Our childhood taught us to be glass half full people. I never understood being left behind until I had lived somewhere long enough to know neighbors who then moved away. Being left behind hurts in a whole different way, but it still hurts.
We were taught first impressions were the most important and I will never tell my children that. It’s true, don’t get me wrong. It’s very true. But growing up, being told that meant once again, I was the new kid. It got old. It got painful.
Moving teaches you to look forward, always forward. Glass half-full, you know. Things went to ‘storage’ or were given away and promised to be replaced. By the time you were somewhere new, they were forgotten. Until they weren’t. I still miss my Big Wheel. I know. I was 4. But still.
And while it teaches you to look forward, looking forward too far seems silly. Where will you be in ten years? I don’t know. Wherever I am. Do I have the right to dream that far? That concretely? It drives my poor husband nuts that I struggle with this. I’m trying to get better.
There’s a bestselling book out there about purging a house. You look at an item and ask if it gives you joy. “Do you give me joy?” you ask a vase, a blanket, a pair of shoes. If it does, you keep it. If it doesn’t, you get rid of it. If it’s something that did once, but doesn’t any longer, you take a picture of it, thank it and get rid of it.
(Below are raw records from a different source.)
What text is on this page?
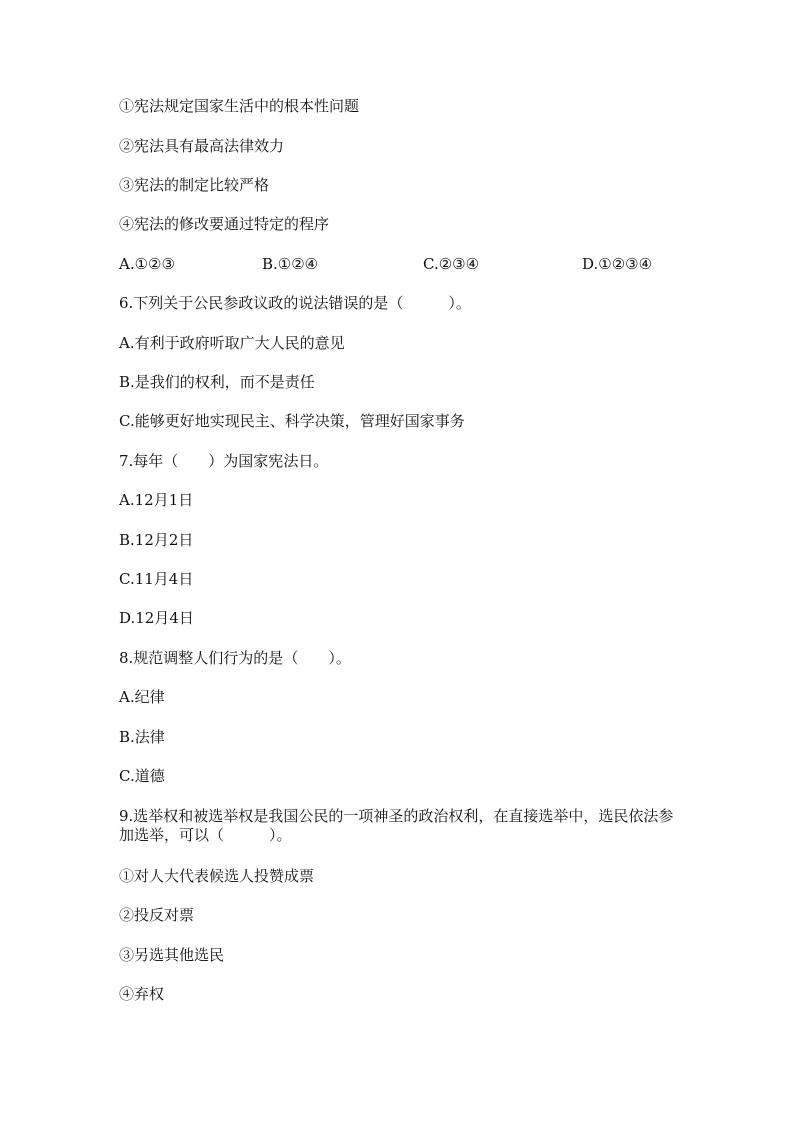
①宪法规定国家生活中的根本性问题
②宪法具有最高法律效力
③宪法的制定比较严格
④宪法的修改要通过特定的程序
A.①②③	B.①②④	C.②③④	D.①②③④
6.下列关于公民参政议政的说法错误的是（　　　）。
A.有利于政府听取广大人民的意见
B.是我们的权利，而不是责任
C.能够更好地实现民主、科学决策，管理好国家事务
7.每年（　　）为国家宪法日。
A.12月1日
B.12月2日
C.11月4日
D.12月4日
8.规范调整人们行为的是（　　）。
A.纪律
B.法律
C.道德
9.选举权和被选举权是我国公民的一项神圣的政治权利，在直接选举中，选民依法参加选举，可以（　　　）。
①对人大代表候选人投赞成票
②投反对票
③另选其他选民
④弃权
This obviously doesn’t apply to teenagers. Those you keep, no matter what.
So, Mom, you’ve moved again. And we’re at this point because Dad isn’t quite Dad anymore. He still gives us joy so we get to keep him, but he’s not quite himself. That’s where I come in, with all the life lessons you’ve taught me.
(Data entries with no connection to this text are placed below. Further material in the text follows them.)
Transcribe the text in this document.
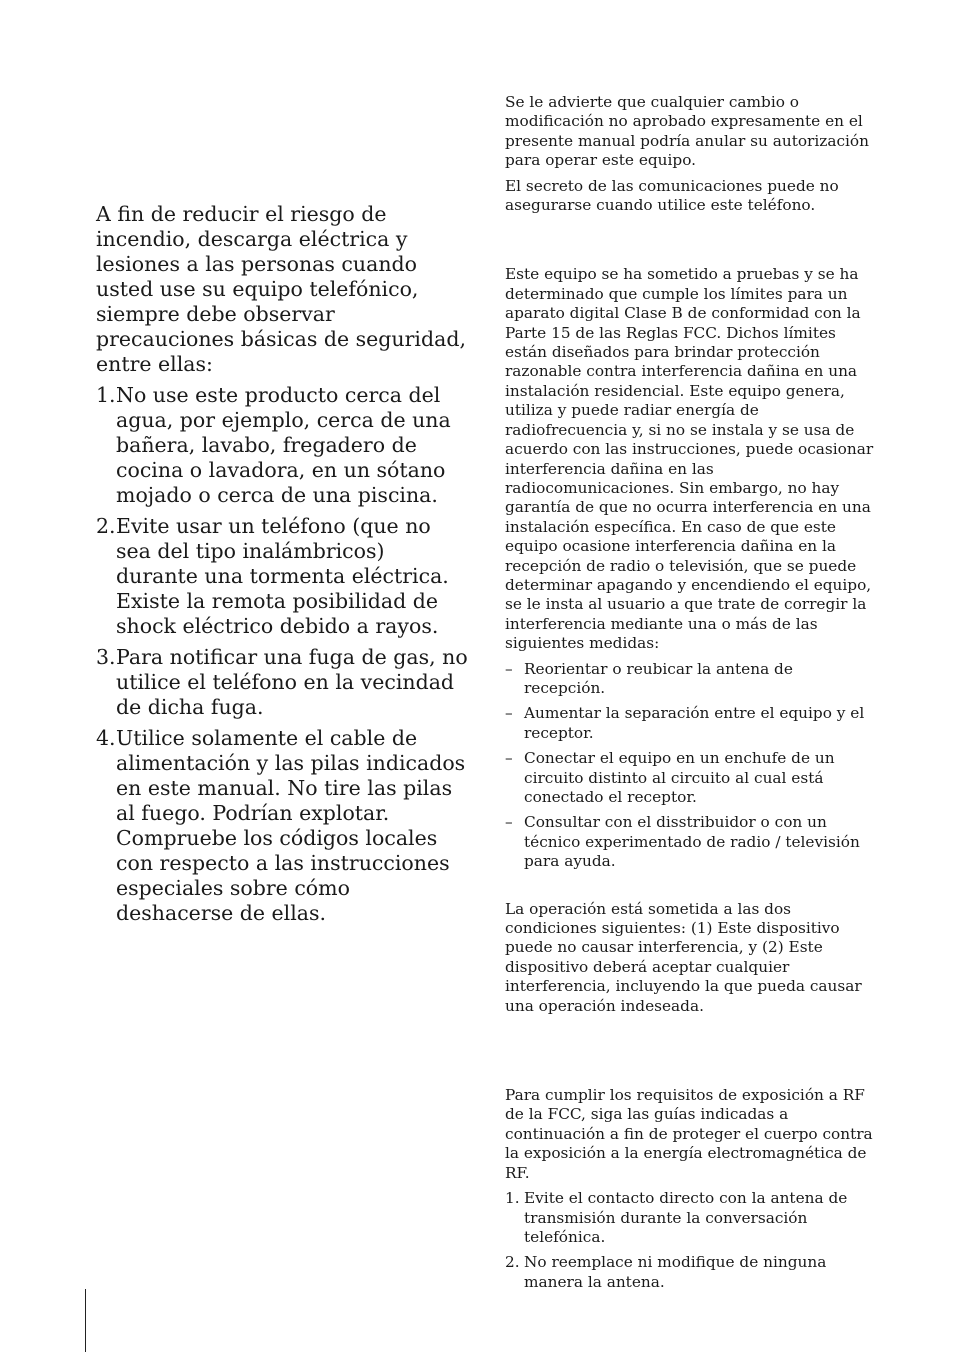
A fin de reducir el riesgo de incendio, descarga eléctrica y lesiones a las personas cuando usted use su equipo telefónico, siempre debe observar precauciones básicas de seguridad, entre ellas:

1. No use este producto cerca del agua, por ejemplo, cerca de una bañera, lavabo, fregadero de cocina o lavadora, en un sótano mojado o cerca de una piscina.
2. Evite usar un teléfono (que no sea del tipo inalámbricos) durante una tormenta eléctrica. Existe la remota posibilidad de shock eléctrico debido a rayos.
3. Para notificar una fuga de gas, no utilice el teléfono en la vecindad de dicha fuga.
4. Utilice solamente el cable de alimentación y las pilas indicados en este manual. No tire las pilas al fuego. Podrían explotar. Compruebe los códigos locales con respecto a las instrucciones especiales sobre cómo deshacerse de ellas.

Se le advierte que cualquier cambio o modificación no aprobado expresamente en el presente manual podría anular su autorización para operar este equipo.

El secreto de las comunicaciones puede no asegurarse cuando utilice este teléfono.

Este equipo se ha sometido a pruebas y se ha determinado que cumple los límites para un aparato digital Clase B de conformidad con la Parte 15 de las Reglas FCC. Dichos límites están diseñados para brindar protección razonable contra interferencia dañina en una instalación residencial. Este equipo genera, utiliza y puede radiar energía de radiofrecuencia y, si no se instala y se usa de acuerdo con las instrucciones, puede ocasionar interferencia dañina en las radiocomunicaciones. Sin embargo, no hay garantía de que no ocurra interferencia en una instalación específica. En caso de que este equipo ocasione interferencia dañina en la recepción de radio o televisión, que se puede determinar apagando y encendiendo el equipo, se le insta al usuario a que trate de corregir la interferencia mediante una o más de las siguientes medidas:

– Reorientar o reubicar la antena de recepción.
– Aumentar la separación entre el equipo y el receptor.
– Conectar el equipo en un enchufe de un circuito distinto al circuito al cual está conectado el receptor.
– Consultar con el disstribuidor o con un técnico experimentado de radio / televisión para ayuda.

La operación está sometida a las dos condiciones siguientes: (1) Este dispositivo puede no causar interferencia, y (2) Este dispositivo deberá aceptar cualquier interferencia, incluyendo la que pueda causar una operación indeseada.

Para cumplir los requisitos de exposición a RF de la FCC, siga las guías indicadas a continuación a fin de proteger el cuerpo contra la exposición a la energía electromagnética de RF.

1. Evite el contacto directo con la antena de transmisión durante la conversación telefónica.
2. No reemplace ni modifique de ninguna manera la antena.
We will look forward, not backward.
We will celebrate the items that give you joy and ask ourselves if the other things still do, or did once. We will then ask, then, if there is room.
We will forget first impressions. We will instead try to embrace practicality.
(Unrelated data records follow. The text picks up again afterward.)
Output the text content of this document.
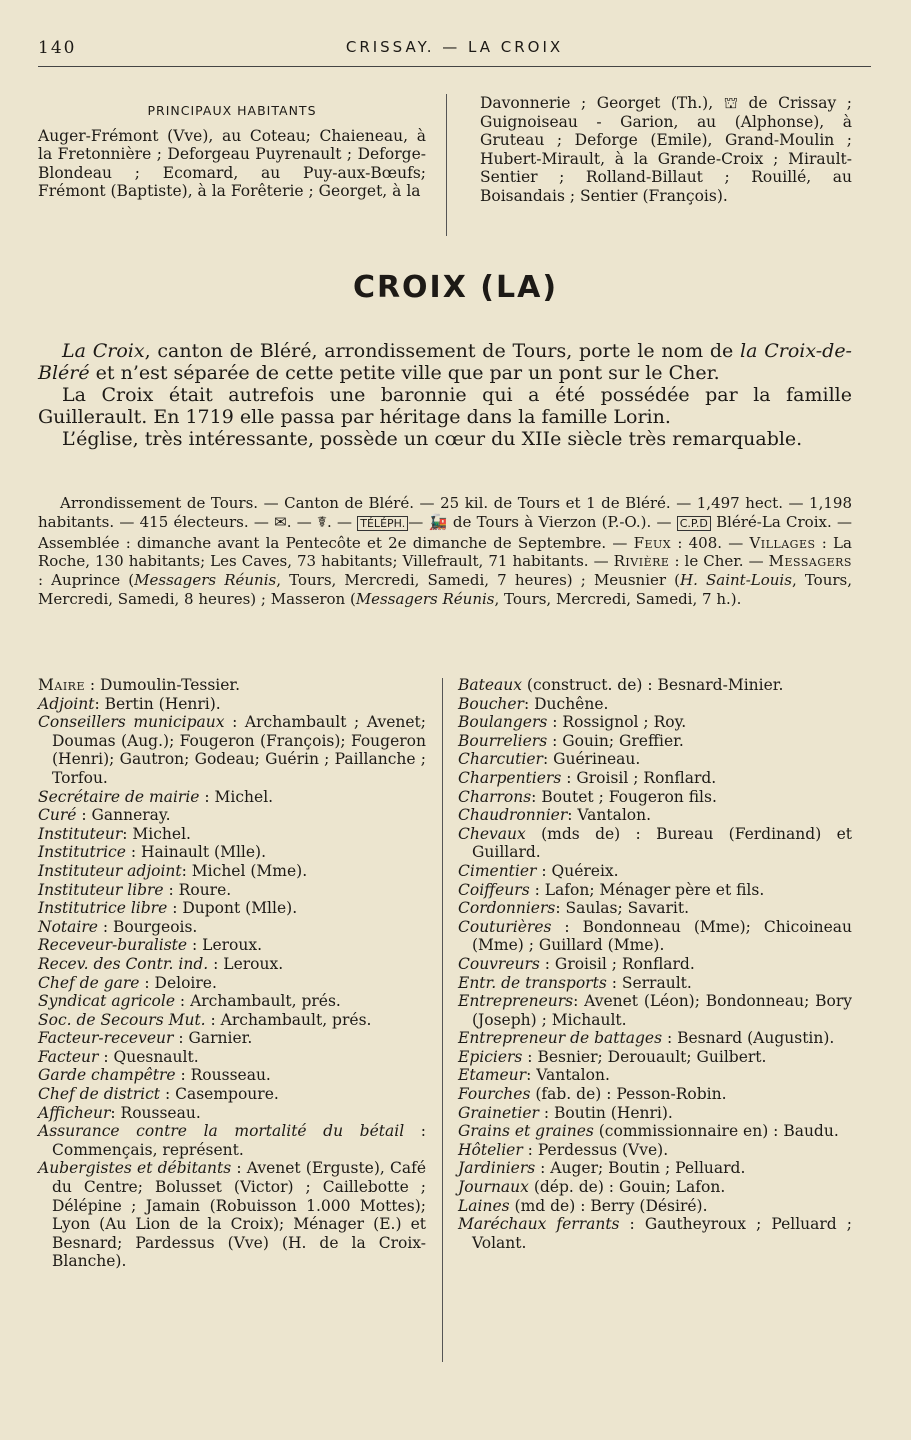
140	CRISSAY. — LA CROIX
PRINCIPAUX HABITANTS
Auger-Frémont (Vve), au Coteau; Chaieneau, à la Fretonnière ; Deforgeau Puyrenault ; Deforge-Blondeau ; Ecomard, au Puy-aux-Bœufs; Frémont (Baptiste), à la Forêterie ; Georget, à la
Davonnerie ; Georget (Th.), ⛫ de Crissay ; Guignoiseau - Garion, au (Alphonse), à Gruteau ; Deforge (Emile), Grand-Moulin ; Hubert-Mirault, à la Grande-Croix ; Mirault-Sentier ; Rolland-Billaut ; Rouillé, au Boisandais ; Sentier (François).
CROIX (LA)

La Croix, canton de Bléré, arrondissement de Tours, porte le nom de la Croix-de-Bléré et n’est séparée de cette petite ville que par un pont sur le Cher.

La Croix était autrefois une baronnie qui a été possédée par la famille Guillerault. En 1719 elle passa par héritage dans la famille Lorin.

L’église, très intéressante, possède un cœur du XIIe siècle très remarquable.

Arrondissement de Tours. — Canton de Bléré. — 25 kil. de Tours et 1 de Bléré. — 1,497 hect. — 1,198 habitants. — 415 électeurs. — ✉. — ☤. — TÉLÉPH. — 🚂 de Tours à Vierzon (P.-O.). — C.P.D Bléré-La Croix. — Assemblée : dimanche avant la Pentecôte et 2e dimanche de Septembre. — Feux : 408. — Villages : La Roche, 130 habitants; Les Caves, 73 habitants; Villefrault, 71 habitants. — Rivière : le Cher. — Messagers : Auprince (Messagers Réunis, Tours, Mercredi, Samedi, 7 heures) ; Meusnier (H. Saint-Louis, Tours, Mercredi, Samedi, 8 heures) ; Masseron (Messagers Réunis, Tours, Mercredi, Samedi, 7 h.).

Maire : Dumoulin-Tessier.

Adjoint: Bertin (Henri).

Conseillers municipaux : Archambault ; Avenet; Doumas (Aug.); Fougeron (François); Fougeron (Henri); Gautron; Godeau; Guérin ; Paillanche ; Torfou.

Secrétaire de mairie : Michel.

Curé : Ganneray.

Instituteur: Michel.

Institutrice : Hainault (Mlle).

Instituteur adjoint: Michel (Mme).

Instituteur libre : Roure.

Institutrice libre : Dupont (Mlle).

Notaire : Bourgeois.

Receveur-buraliste : Leroux.

Recev. des Contr. ind. : Leroux.

Chef de gare : Deloire.

Syndicat agricole : Archambault, prés.

Soc. de Secours Mut. : Archambault, prés.

Facteur-receveur : Garnier.

Facteur : Quesnault.

Garde champêtre : Rousseau.

Chef de district : Casempoure.

Afficheur: Rousseau.

Assurance contre la mortalité du bétail : Commençais, représent.

Aubergistes et débitants : Avenet (Erguste), Café du Centre; Bolusset (Victor) ; Caillebotte ; Délépine ; Jamain (Robuisson 1.000 Mottes); Lyon (Au Lion de la Croix); Ménager (E.) et Besnard; Pardessus (Vve) (H. de la Croix-Blanche).

Bateaux (construct. de) : Besnard-Minier.

Boucher: Duchêne.

Boulangers : Rossignol ; Roy.

Bourreliers : Gouin; Greffier.

Charcutier: Guérineau.

Charpentiers : Groisil ; Ronflard.

Charrons: Boutet ; Fougeron fils.

Chaudronnier: Vantalon.

Chevaux (mds de) : Bureau (Ferdinand) et Guillard.

Cimentier : Quéreix.

Coiffeurs : Lafon; Ménager père et fils.

Cordonniers: Saulas; Savarit.

Couturières : Bondonneau (Mme); Chicoineau (Mme) ; Guillard (Mme).

Couvreurs : Groisil ; Ronflard.

Entr. de transports : Serrault.

Entrepreneurs: Avenet (Léon); Bondonneau; Bory (Joseph) ; Michault.

Entrepreneur de battages : Besnard (Augustin).

Epiciers : Besnier; Derouault; Guilbert.

Etameur: Vantalon.

Fourches (fab. de) : Pesson-Robin.

Grainetier : Boutin (Henri).

Grains et graines (commissionnaire en) : Baudu.

Hôtelier : Perdessus (Vve).

Jardiniers : Auger; Boutin ; Pelluard.

Journaux (dép. de) : Gouin; Lafon.

Laines (md de) : Berry (Désiré).

Maréchaux ferrants : Gautheyroux ; Pelluard ; Volant.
Most of all, I will do my best to honor the strength you showed us, taught us, impressed upon us.
In the movie “Inside Out” there is a scene where Riley, the 11 year old daughter returns home after running away. Her family has just moved to San Francisco, a place vastly different from her home in Minnesota, and far, far away from her friends, her life, her comfort. Worried beyond belief, her parents open the door to find runaway Riley on the doorstep. Their daughter is distraught, heartbroken, and hurting. They kneel down and hug her. They listen, they share, they comfort, but never do they apologize or say they made a mistake. Because they didn’t. Riley’s parents did what you, Mom and Dad, did. You moved us because it meant a better future. It meant you could provide for us. You could give us a good life. Give us amazing experiences. You moved us because you loved us.
It took me having kids to understand that you also moved yourself, too. And when you moved us, you put aside your hurt to start us all over again and again and again.
Therein lies strength. Great, powerful, impressive, inspiring strength.
I often think I channel too much of Grandma Schollett. But I’m sorry, Mom. You are to blame for a lot of this, too.
So I get on a plane on Wednesday to come help however I can. And I will do my best to remember what it was like to be that girl, the new girl, scared, sad, hurting, lost, because I think that might be a little bit where you are. Or where we all are. This is new. This is scary. This is hard. But we will dip into the strength that kept us going and together – your strength – and I will tell you that first impressions are crap but family is everything and we’d be nothing without you.